Aslında hazırlık maçı izlemeyi hiç sevmem, ama bu sene ilk maç olduğu için ve yeni transferleri merak ettiğim için Beşiktaş-Catania maçının ilk yarısını izledim. Neredeyse tüm yeni transferler sahadaydı, İsmail Köybaşı, Ferrari, Fink, Erhan Güven.

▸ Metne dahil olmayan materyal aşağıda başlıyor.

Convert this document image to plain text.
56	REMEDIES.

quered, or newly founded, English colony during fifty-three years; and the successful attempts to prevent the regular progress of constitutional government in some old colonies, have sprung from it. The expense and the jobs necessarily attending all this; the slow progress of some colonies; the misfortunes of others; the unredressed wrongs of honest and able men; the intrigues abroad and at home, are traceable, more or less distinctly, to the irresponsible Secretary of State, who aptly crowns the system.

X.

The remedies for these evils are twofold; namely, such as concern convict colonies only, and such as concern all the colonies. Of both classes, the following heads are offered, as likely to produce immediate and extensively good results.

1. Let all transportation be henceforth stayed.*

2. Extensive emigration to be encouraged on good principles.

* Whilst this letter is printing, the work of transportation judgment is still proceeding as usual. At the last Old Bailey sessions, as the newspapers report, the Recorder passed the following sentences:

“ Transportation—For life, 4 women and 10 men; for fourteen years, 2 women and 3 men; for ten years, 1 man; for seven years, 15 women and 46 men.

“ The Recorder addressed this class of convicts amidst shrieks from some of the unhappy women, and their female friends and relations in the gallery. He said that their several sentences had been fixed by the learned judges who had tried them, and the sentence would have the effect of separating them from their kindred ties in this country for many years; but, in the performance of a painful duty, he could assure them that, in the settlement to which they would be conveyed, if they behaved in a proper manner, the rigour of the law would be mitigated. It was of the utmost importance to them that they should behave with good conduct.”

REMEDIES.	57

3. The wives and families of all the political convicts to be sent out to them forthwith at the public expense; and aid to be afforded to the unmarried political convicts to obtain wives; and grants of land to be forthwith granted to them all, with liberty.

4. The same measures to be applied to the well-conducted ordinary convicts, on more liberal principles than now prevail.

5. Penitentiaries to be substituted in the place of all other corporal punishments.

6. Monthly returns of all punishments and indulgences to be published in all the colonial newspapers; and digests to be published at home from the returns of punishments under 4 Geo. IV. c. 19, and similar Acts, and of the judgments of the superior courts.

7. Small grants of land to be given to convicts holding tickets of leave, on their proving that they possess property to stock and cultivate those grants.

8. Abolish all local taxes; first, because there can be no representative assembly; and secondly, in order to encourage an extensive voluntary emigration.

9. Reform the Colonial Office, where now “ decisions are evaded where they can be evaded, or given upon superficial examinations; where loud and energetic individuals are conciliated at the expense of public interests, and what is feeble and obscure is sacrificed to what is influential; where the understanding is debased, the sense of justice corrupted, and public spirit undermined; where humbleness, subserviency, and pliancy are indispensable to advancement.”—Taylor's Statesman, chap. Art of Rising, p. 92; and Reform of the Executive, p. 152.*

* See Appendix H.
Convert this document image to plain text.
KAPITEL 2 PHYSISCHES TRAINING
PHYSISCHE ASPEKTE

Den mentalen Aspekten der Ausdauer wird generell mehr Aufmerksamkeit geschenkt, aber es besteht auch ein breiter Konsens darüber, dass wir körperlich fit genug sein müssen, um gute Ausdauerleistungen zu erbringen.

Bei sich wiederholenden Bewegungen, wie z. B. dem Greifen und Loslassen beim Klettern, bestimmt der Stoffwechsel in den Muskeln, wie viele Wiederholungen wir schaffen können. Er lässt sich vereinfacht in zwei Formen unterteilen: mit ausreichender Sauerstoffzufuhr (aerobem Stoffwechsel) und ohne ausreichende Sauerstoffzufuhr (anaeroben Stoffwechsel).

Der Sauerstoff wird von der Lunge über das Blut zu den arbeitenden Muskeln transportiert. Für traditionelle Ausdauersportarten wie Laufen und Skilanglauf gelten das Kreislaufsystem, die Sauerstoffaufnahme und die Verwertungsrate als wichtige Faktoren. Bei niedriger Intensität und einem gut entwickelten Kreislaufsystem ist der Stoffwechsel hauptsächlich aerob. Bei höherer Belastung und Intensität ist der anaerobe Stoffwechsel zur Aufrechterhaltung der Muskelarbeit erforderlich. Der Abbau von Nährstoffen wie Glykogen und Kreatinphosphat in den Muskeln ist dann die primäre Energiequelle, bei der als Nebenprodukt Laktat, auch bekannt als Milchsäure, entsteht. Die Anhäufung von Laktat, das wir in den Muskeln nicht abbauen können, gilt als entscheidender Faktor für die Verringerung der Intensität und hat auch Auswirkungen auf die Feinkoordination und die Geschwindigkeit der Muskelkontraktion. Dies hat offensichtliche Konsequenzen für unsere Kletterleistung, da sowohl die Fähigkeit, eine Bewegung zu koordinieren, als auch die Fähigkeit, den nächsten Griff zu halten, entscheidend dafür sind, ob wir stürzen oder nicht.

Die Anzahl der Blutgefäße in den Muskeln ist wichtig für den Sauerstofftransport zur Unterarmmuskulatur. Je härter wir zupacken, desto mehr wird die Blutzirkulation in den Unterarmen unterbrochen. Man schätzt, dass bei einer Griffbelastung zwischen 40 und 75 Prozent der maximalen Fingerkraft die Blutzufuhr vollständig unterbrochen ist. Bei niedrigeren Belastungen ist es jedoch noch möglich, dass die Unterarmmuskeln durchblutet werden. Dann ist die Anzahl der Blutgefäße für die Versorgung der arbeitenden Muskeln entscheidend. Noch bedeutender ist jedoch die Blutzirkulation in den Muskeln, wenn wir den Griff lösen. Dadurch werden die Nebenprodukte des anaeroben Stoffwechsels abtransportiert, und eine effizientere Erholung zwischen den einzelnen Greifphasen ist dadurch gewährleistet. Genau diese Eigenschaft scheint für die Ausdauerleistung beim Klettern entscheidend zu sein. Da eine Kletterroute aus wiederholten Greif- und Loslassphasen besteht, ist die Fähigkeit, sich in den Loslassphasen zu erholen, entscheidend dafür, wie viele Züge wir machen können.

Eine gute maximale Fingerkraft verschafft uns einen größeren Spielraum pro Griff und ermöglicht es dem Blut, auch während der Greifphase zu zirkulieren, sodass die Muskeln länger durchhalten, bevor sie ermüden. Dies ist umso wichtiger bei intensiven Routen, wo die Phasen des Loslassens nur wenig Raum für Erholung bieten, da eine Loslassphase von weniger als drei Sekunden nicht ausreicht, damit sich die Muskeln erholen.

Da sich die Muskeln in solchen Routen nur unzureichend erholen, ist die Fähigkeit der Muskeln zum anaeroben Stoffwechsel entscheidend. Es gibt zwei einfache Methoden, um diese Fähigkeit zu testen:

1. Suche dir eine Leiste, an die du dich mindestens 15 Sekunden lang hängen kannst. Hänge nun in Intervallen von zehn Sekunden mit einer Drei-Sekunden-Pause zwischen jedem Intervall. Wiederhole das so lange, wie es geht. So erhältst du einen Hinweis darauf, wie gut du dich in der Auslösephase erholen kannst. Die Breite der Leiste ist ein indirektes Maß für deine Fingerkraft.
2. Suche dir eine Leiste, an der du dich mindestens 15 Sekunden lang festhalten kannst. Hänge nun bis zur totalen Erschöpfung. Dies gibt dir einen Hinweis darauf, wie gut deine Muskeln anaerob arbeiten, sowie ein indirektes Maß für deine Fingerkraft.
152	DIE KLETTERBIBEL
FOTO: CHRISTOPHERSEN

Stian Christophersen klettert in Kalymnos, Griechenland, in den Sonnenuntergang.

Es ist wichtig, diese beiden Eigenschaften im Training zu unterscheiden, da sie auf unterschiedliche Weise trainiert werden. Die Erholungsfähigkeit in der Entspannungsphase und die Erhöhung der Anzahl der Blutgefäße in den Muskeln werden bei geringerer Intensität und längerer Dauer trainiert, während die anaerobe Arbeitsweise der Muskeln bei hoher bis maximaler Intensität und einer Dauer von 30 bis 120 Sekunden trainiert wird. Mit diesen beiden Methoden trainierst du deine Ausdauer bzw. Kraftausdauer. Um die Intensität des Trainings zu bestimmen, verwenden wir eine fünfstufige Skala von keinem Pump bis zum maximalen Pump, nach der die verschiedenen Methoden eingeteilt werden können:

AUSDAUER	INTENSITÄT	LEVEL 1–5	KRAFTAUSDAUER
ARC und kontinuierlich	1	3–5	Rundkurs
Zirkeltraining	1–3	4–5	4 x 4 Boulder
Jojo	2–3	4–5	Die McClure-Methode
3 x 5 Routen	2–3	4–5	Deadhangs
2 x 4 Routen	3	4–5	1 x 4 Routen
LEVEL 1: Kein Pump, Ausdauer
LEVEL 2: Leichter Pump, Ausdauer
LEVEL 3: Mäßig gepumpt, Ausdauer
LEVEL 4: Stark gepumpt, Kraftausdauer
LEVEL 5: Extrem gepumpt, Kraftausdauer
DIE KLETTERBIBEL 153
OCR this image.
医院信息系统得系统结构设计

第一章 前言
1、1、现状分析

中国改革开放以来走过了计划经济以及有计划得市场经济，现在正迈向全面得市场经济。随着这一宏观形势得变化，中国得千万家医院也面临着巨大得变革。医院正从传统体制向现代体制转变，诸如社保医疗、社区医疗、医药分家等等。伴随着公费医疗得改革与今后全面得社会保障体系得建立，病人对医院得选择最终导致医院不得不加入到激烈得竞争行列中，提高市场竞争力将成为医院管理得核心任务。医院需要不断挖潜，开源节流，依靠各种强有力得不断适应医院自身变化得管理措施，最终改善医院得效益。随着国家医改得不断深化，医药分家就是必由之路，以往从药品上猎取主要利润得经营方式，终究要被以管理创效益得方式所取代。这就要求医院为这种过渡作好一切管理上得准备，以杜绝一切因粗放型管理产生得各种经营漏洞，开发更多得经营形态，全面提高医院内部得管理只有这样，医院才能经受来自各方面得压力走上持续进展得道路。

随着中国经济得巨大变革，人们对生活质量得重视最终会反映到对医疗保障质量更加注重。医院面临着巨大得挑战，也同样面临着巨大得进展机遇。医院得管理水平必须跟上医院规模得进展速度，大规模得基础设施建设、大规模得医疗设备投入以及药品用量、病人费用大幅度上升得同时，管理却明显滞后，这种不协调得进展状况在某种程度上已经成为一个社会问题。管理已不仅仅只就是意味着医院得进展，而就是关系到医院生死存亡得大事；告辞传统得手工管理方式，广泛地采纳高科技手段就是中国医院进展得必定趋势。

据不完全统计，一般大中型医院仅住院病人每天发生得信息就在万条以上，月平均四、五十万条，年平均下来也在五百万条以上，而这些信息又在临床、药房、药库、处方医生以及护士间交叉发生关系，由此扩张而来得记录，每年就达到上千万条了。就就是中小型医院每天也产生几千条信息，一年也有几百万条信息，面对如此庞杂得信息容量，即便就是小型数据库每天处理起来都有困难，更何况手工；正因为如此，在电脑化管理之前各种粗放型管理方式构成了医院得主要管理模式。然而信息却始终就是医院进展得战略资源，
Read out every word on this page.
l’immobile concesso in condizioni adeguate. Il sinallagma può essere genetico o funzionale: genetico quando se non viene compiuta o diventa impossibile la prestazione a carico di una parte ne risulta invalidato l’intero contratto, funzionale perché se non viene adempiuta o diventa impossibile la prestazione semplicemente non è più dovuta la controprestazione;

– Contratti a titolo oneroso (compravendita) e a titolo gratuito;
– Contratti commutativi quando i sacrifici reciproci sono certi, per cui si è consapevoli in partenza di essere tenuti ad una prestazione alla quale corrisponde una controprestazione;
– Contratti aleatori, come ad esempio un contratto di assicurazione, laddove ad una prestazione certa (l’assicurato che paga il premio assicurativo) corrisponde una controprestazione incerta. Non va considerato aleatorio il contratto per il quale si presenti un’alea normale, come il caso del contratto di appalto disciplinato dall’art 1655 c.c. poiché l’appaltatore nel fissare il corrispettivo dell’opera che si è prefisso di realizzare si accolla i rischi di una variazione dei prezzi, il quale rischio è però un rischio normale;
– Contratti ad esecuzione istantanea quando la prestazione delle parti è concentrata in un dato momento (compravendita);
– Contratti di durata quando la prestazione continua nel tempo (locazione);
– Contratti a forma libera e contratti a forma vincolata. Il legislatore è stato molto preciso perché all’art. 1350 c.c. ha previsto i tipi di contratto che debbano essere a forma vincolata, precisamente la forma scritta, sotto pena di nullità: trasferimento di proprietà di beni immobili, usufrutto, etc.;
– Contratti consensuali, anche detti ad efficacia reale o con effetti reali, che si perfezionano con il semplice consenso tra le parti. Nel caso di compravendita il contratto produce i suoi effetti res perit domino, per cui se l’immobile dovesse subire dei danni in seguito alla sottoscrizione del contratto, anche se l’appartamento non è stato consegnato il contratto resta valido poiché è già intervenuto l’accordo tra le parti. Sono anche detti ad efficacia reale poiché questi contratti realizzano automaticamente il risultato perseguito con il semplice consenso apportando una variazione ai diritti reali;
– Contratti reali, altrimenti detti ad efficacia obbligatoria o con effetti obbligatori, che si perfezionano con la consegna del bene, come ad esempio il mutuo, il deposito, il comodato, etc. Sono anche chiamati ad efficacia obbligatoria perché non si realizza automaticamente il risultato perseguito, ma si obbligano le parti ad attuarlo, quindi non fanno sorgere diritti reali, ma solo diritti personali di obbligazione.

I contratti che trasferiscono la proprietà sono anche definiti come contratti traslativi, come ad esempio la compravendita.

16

Aralarında en çok açık ara İsmail’i beğendim. Bu genç çocuk, Fenerbahçe’de beğenerek takip ettiğim Gökhan Gönül’ün sol bek versiyonu hissi uyandırdı. Çok hızlı ileri çıkıp, çok hızlı geri dönüyor. Çok fazla top kapıyor, eğer Serdar Özkan yerine ‘topları ezmeyen’ bir partneri olsaydı, her pozisyon potansiyel atak olurdu. Tello ile çok daha iyi bir ikili olacağına inanıyorum. Verilen bonservis ücreti çok anormal olsa da, İsmail’in geleceğin yıldızlarından olacağına , milli takımın değişmez sol beki olacağına inancım tam.
1 numaralı hayal kırıklığım ise Ferrari oldu. Stoper mevkii, en zor alışılan pozisyonlardan biridir, kabul ediyorum ama maçta uzaylı gibiydi. Inanılmaz tutuktu, Catania hücum hattına çok fazla pozisyon verdi, gol de onun kendi adamını kaçırmasından geldi. Aklı TV yıldızı sevgilisinde kalmış diye düşünmedim değil (!) Ferrari uzun yıllar Serie A’da görev yapmış, tecrübeli bir stoper, uyum sorununu aşarsa Beşiktaş’a yararlı olacağına inanıyorum, ancak şu anki görüntü pek iç açıcı değildi.
Fink ve Erhan Güven, parlayan yıldızlar görüntüsü vermeseler de, sırıtmadılar, ama kesinlikle doğru yerlere yapılmış transferler.
Takımda hala bir 10 numara sıkıntısı ve tek forvet oynama kaynaklı hücum eksikliği var. Delgado’nun geri döneceği ya da Beşiktaş’a bir fayda sağlayacağı yok, bunu yıllardır görmeyen gözler bile artık anladı. Yusuf ne kadar yararlı olursa olsun, Şampiyonlar Ligi’ne 90 dakikayı çıkaramayacak 34 yaşında bir oyuncu ile girmek büyük risk. Bu nedenle Beşiktaş’ın mutlaka oyunu yönlendirecek, takımın oyun içindeki lideri olacak bir ‘10 numara’ya ihtiyacı var. Delgado’nun sözleşmesini askıya alacağımıza zararı neyse karşılayıp göndersek, benim için mutlulukların en büyügü olacak. Hücum eksikliği de Holosko-Nihat ve Bobo’nun en az ikisinin oynamasıyla çözülecektir. Elbette ki bu takımın gollerini Uğur İnceman atmayacak.
Transferlerle ilgili soru işaretlerim olsa da, geleceğe dair ümitliyim. Her yeni başlayan macera heyecan doludur, biz de çifte kupanın verdiği gururla bu sene lige daha bir heyecanlı ve umutlu giriyoruz. Ama lig kadar, hatta ligden de önemlisi, Şampiyonlar Ligi’dir. Beşiktaş 8-0’dan sonra Avrupa’da dalga geçilen bir ekip oldu, bundan kurtulması için bu sene en azından gruplardan çıkması ve adından söz ettirmesi şart. Tüm Beşiktaşlılar’ın beklentisi, özlenen Avrupa başarısıdır.